Anna denkt nach, Anna schreibt, Miniaturen

Der zweiundsechzigste Tag im Danach: Heimreise

So schlecht kann es Dir gar nicht gehen, dass Dir nicht noch jemand Knüppel zwischen die Beine wirft. Abgrenzung tut not. Selbst-Fürsorge wird überlebenswichtig.

29. März 2021. Montag. Rückreisetag, aber ich spüre nicht den üblichen Stress. Ich war wohl zu kurz hier, habe auch nicht das ganz große Putzprogramm, obwohl es dauern wird, bis ich wiederkomme.

Gestern Abend über dem Buch eingeschlafen, im Hintergrund lief noch die ARTE-App, die habe ich samt Licht irgendwann gegen Mitternacht ausgemacht. Nachts gegen drei (2:00) einmal kurz wach, dann etwas unruhig geschlafen und immer wieder aufgewacht, aber keine Ängste oder schlimmen Gedanken gehabt. In Gedanken die beruhigende Stimme von TSO gehört und darüber wieder eingeschlafen.
Ich hoffe sehr, dass es irgendwann H.s Stimme sein wird, die mich beruhigt, aber im Moment ist da nur eine große schwarze Traurigkeit.

* * * * *

M. ruft morgens an: Sie wolle mich „nicht in Panik versetzen“, aber sie könne vor Schmerzen im Rücken nicht mehr gehen. Was sie beschreibt, klingt wie ein Bandscheibenvorfall – oder eine üble Muskelverspannung. Ob es einen psychosomatischen Zusammenhang zu meiner Bemerkung gestern Abend gibt, ich spürte nun auch körperliche Symptome von all dem Trauerstress? Ihr ist alles zuzutrauen.
Ich rate, den Bereitschaftsarzt zu rufen und sich eine Spritze geben oder ins Krankenhaus einweisen zu lassen.

Die Reisevorbereitungen laufen reibungslos und entspannt und mit ausreichend Zeit ab: Sachen zusammensuchen, saugen, Geschirr spülen, Kaffee kochen, packen.

Entspanntes Frühstück, ich chatte nebenbei mit H.s Cousine, die mir Fotos von ihren Tieren (Hunden, Hühnern, Katze) schickt.

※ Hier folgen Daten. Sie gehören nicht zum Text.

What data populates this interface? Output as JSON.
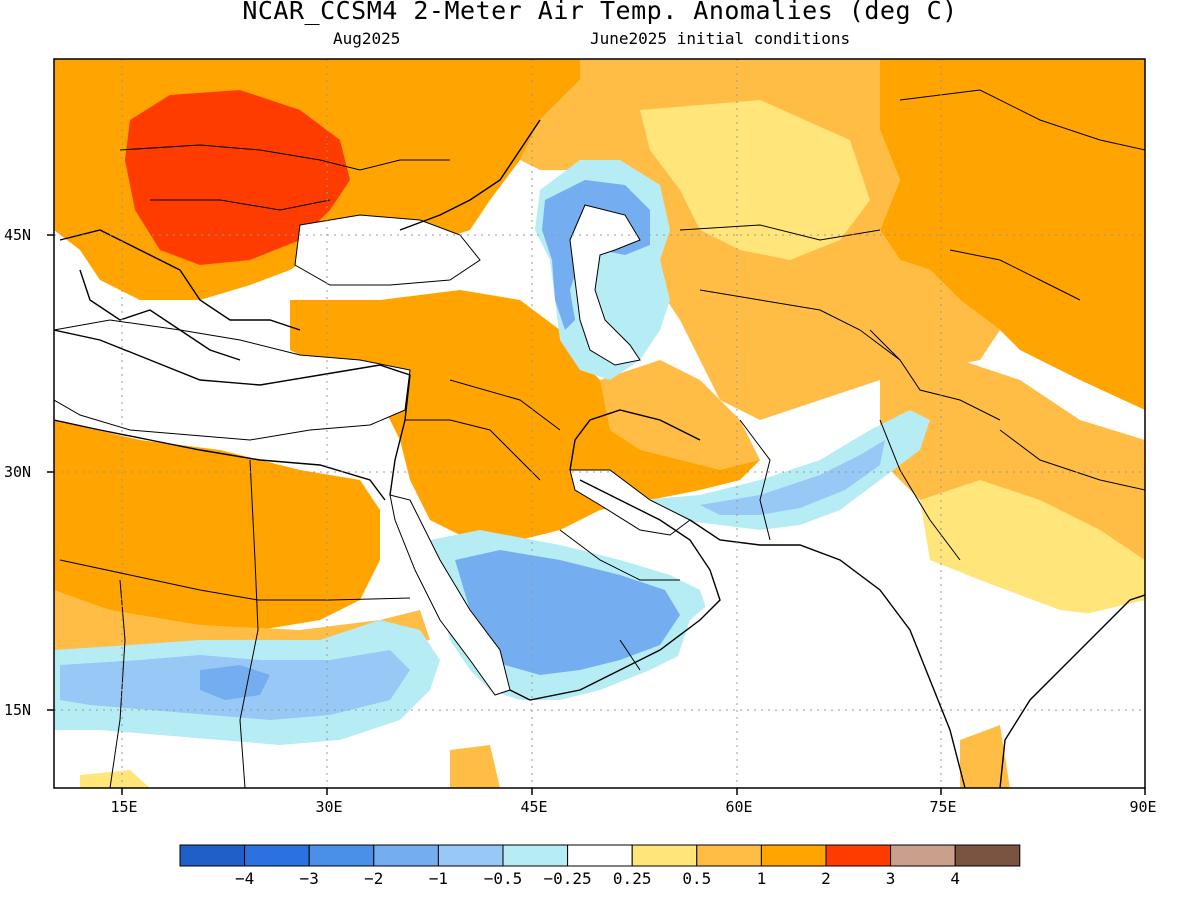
{
  "header": {
    "title": "NCAR_CCSM4 2-Meter Air Temp. Anomalies (deg C)",
    "valid_month": "Aug2025",
    "initial_conditions": "June2025 initial conditions"
  },
  "axes": {
    "lat_ticks": [
      "45N",
      "30N",
      "15N"
    ],
    "lon_ticks": [
      "15E",
      "30E",
      "45E",
      "60E",
      "75E",
      "90E"
    ]
  },
  "colorbar": {
    "colors": [
      "#1f5fc8",
      "#2b72e0",
      "#4a90e8",
      "#75aef0",
      "#98c8f5",
      "#b6ecf4",
      "#ffffff",
      "#ffe57a",
      "#ffbd45",
      "#ffa400",
      "#ff3c00",
      "#c8a08c",
      "#7a5440"
    ],
    "labels": [
      "−4",
      "−3",
      "−2",
      "−1",
      "−0.5",
      "−0.25",
      "0.25",
      "0.5",
      "1",
      "2",
      "3",
      "4"
    ]
  }
}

Zweiter Anruf von M.: Der Arzt sei da gewesen und habe ihr Medikamente verschrieben, aber ihre Apotheke könne heute nicht liefern, und die, bei der sie sonst in Notfällen bestelle, finde sie nicht.
Ich werde langsam sauer: Warum notiert man sich solche Telefonnummern nicht, wenn man da öfter bestellt? Sonst hatte sie ja auch keine Probleme, die Informationen zu finden. Was, wenn ich jetzt unterwegs wäre und kein Internet hätte? Warum bin immer ich für jeden Scheiß zuständig?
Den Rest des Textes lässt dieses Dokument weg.